Sebagian mahasiswa menyelamatkan diri ke kos rekannya di daerah Karangmalang. Sementara beberapa warga mempersilakan demonstran yang bingung dan berlari tak tentu arah di sekitar Karangmalang untuk masuk ke kos milik mereka.
“Pokoknya masuk dulu. Nanti kalau sudah aman baru boleh keluar. Aparat juga ada yang berjalan ke arah sini,” tuturnya.
Selain itu, Sudarman bercerita pada beberapa malam setelah kericuhan 8 Mei, warga selalu melakukan ronda. Menjaga kondusivitas kampung di tengah ketegangan yang terjadi di sekitarnya.
Saat itu, kawasan yang kini menjadi Kopma UNY juga masih menjadi permukiman RT 12 Karangmalang. Namun, hilir mudik mahasiswa banyak terdapat di jalan utama Blok A yang tembus langsung ke UGM.
Kekhawatiran warga menyelamatkan mahasiswa
Pada masa itu, Sudarman melihat warga tidak terlalu banyak berinteraksi dengan mahasiswa. Termasuk yang diselamatkan ke rumah. Sejumlah warga tidak ingin mengambil risiko terlalu jauh.
Saat menelusuri gang di Karangmalang, saya menemui warga lain yang mengaku menyaksikan ketegangan dan hilir mudik aktivis di kampungnya. Namun, ia tidak mau menceritakan lebih jauh.
Ada seorang pemilik kos bernama Jono*, yang tidak ingin disebut nama aslinya. Saat itu ia mengaku tidak mau membawa masuk demonstran yang berlarian di Karangmalang. Selain karena kos yang ia kelola untuk perempuan, Jono mengaku khawatir dengan risiko tertangkap basah aparat.
“Aparat siluman banyak sekali saat itu. Gelagatnya seperti sipil tapi saya tahu itu intel. Memasukkan demonstran bisa panjang urusannya,” ungkapnya.
“Ibaratnya, mau mampir minta minum saja nggak saya kasih,” imbuhnya.

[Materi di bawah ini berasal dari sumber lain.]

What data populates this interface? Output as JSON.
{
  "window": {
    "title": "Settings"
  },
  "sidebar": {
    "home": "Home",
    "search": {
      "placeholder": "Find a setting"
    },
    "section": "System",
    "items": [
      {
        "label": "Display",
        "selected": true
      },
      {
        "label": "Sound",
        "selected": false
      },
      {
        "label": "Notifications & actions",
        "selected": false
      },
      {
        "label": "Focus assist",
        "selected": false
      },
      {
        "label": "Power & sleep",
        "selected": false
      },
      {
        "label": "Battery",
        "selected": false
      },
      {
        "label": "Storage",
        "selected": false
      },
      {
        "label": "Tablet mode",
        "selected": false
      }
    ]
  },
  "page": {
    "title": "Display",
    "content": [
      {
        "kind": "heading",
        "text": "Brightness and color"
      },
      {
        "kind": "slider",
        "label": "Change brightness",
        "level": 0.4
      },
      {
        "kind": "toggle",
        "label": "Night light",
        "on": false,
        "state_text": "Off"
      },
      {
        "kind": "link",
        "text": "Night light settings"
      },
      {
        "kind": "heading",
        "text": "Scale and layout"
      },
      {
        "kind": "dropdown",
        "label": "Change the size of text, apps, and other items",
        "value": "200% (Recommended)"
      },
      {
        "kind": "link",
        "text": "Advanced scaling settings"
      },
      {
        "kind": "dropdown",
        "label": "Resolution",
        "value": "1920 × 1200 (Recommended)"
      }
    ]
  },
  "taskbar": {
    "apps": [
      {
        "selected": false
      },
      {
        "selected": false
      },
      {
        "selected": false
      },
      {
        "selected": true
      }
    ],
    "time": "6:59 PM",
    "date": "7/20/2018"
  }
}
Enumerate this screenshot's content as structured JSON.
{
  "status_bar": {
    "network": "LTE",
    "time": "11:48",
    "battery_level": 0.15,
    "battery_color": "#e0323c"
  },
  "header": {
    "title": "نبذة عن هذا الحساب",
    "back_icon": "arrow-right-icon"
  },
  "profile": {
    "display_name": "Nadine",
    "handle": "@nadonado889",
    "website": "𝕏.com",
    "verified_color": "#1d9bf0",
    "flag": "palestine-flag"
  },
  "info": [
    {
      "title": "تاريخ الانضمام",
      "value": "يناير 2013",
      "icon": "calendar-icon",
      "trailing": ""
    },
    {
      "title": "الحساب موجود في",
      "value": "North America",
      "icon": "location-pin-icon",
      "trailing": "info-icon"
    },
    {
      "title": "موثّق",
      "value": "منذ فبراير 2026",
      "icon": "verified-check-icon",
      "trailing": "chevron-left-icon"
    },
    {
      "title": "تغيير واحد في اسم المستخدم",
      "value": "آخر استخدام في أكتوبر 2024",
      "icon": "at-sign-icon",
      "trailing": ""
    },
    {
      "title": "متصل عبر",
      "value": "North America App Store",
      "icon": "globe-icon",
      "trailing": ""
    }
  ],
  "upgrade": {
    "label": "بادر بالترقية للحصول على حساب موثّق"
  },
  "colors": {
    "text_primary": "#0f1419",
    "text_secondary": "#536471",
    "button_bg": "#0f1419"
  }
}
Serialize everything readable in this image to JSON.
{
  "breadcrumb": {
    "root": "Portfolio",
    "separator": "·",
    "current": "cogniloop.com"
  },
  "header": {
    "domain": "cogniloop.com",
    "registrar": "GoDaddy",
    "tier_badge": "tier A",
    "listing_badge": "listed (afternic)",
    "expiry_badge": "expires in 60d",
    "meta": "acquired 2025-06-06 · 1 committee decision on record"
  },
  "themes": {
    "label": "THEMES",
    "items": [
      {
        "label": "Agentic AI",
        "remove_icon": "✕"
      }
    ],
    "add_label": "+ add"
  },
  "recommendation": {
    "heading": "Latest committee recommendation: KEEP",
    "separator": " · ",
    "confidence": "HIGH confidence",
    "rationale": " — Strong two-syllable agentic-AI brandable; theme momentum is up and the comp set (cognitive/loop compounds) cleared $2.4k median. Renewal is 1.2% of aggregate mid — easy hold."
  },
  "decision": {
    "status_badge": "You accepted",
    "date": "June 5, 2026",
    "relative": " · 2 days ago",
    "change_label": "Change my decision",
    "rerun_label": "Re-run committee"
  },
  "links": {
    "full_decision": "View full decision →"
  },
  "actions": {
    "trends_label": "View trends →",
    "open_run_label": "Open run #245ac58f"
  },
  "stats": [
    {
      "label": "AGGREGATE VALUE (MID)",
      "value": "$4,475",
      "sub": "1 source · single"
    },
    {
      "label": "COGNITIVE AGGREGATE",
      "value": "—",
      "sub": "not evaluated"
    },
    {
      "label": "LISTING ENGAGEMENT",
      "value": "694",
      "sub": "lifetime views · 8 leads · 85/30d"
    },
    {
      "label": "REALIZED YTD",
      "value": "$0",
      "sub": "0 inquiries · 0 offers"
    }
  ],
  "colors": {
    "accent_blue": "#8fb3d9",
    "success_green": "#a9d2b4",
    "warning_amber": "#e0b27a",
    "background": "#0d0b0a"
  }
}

Bagi sebagian warga lama Mrican, Karangmalang, hingga Kuningan yang berada di jalan pintas antara Jalan Gejayan menuju Lembah UGM, 1998 menjadi masa mencekam. Ada di antara mereka yang turut andil dalam menyelamatkan para mahasiswa UNY, UGM, dan beberapa kampus lain yang saat itu menjadi buronan aparat.